Choice has also been a hot political buzzword for some time. To a person wanting to express a belief that a woman is entitled to opt for an abortion, choice is a useful word for a slogan. It implies that ending the pregnancy is a matter of a human being having dominion over her own body, rather than submitting to an authority claiming to represent society's collective will. Of course, those calling for "choice" in this case see the individual's right to choose an abortion as trumping whatever damage, if any, might be done to society, by the abortion.
The notion that it should be fine for any citizen to pull his tax money out of the funding of public education, in order to finance sending his own child to private school, is called "choice" by its advocates. While this argument appears to be standing on a brutal logic as one of its underpinnings, it ignores the long-held American tenet that everyone in the community has a stake in public education, regardless of how many children they have.
In both cases, the sloganeers show a telling awareness of the lure the word "choice" has today. Perhaps this is due to some new collective sense of powerlessness in the air. Or maybe the scam aspect of selling folks their own freedom is as old as dirt.
In "One-Dimensional Man," German-born philosopher Herbert Marcuse (1898-1979) warned us in the 1960s about illusions of freedom: "Free choice among a wide variety of goods and services does not signify freedom if these goods and services sustain social controls over a life of toil and fear." Marcuse's keen eye saw the counterfeit aspect of the processed brand of freedom wielders of easy credit felt, even then, as they exercised their prerogative to select one set of time-payment obligations over another.
Marcuse's hard-nosed take on what he saw as controls over modern society is out of style today. But his view of how language is predictably used by some of us to manipulate the rest of us is still as valuable as ever.
French diplomat Charles Maurice de Talleyrand-Périgord's (1754-1838) words on the topic of language remain crisp today. Talleyrand offered, "Speech was given to man to disguise his thoughts." British philosopher/mathematician Bertrand Russell (1872-1970) went further: "Speech was given to man to prevent thought."
OK, so tricky lingo has long been used to shape perception. However, as a true believer in the unfettered streaming marketplace of ideas, I expect tortured language and agenda-driven slogans to come and go. The point is that the act of choosing should not be so highly valued that it comes at the expense of appreciating what happens after the choice is made.
For example, can constantly switching TV channels for hours be a more satisfying experience than watching one interesting program? Well, the answer probably depends on whether you value what comes after the choice. After all, in order to be able to surf 200 channels, as opposed to only 100, customers gladly pay extra, although many of them never watch a program in its entirety.
Television's most popular programming also feeds its audience a steady flow of information about a class of people who happily act as if they have genuine clout rich celebrities who cavort about carrying enough bread to buy anything.
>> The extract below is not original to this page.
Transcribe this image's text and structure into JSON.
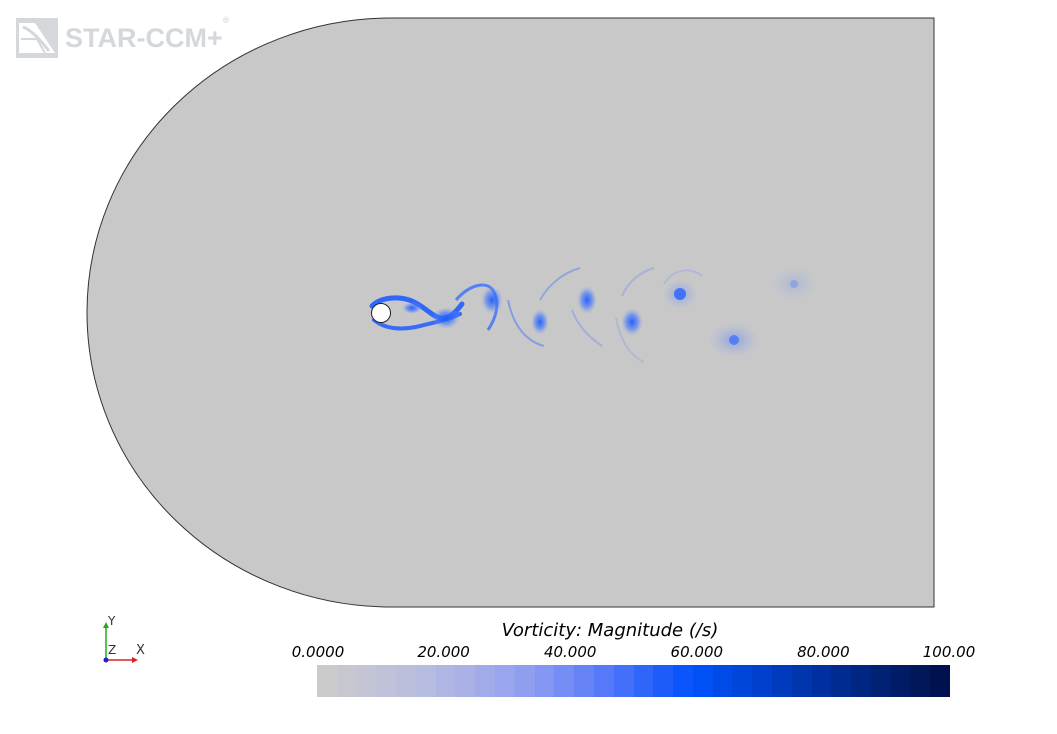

Then, quite conveniently, every few minutes, commercials interrupt to offer the viewer a chance to soothe his jittering jones.
Choices! Anytime your options are limited to what's on a menu put together by someone else, by choosing from that prepared list you are surrendering some control to the list-maker.
So the mountain of disposable widgets grows, as choice addicts continue to cast off yesterday's choices to pursue relief for their new cravings just to get through the night. S
F.T. Rea is a writer who lives in Richmond.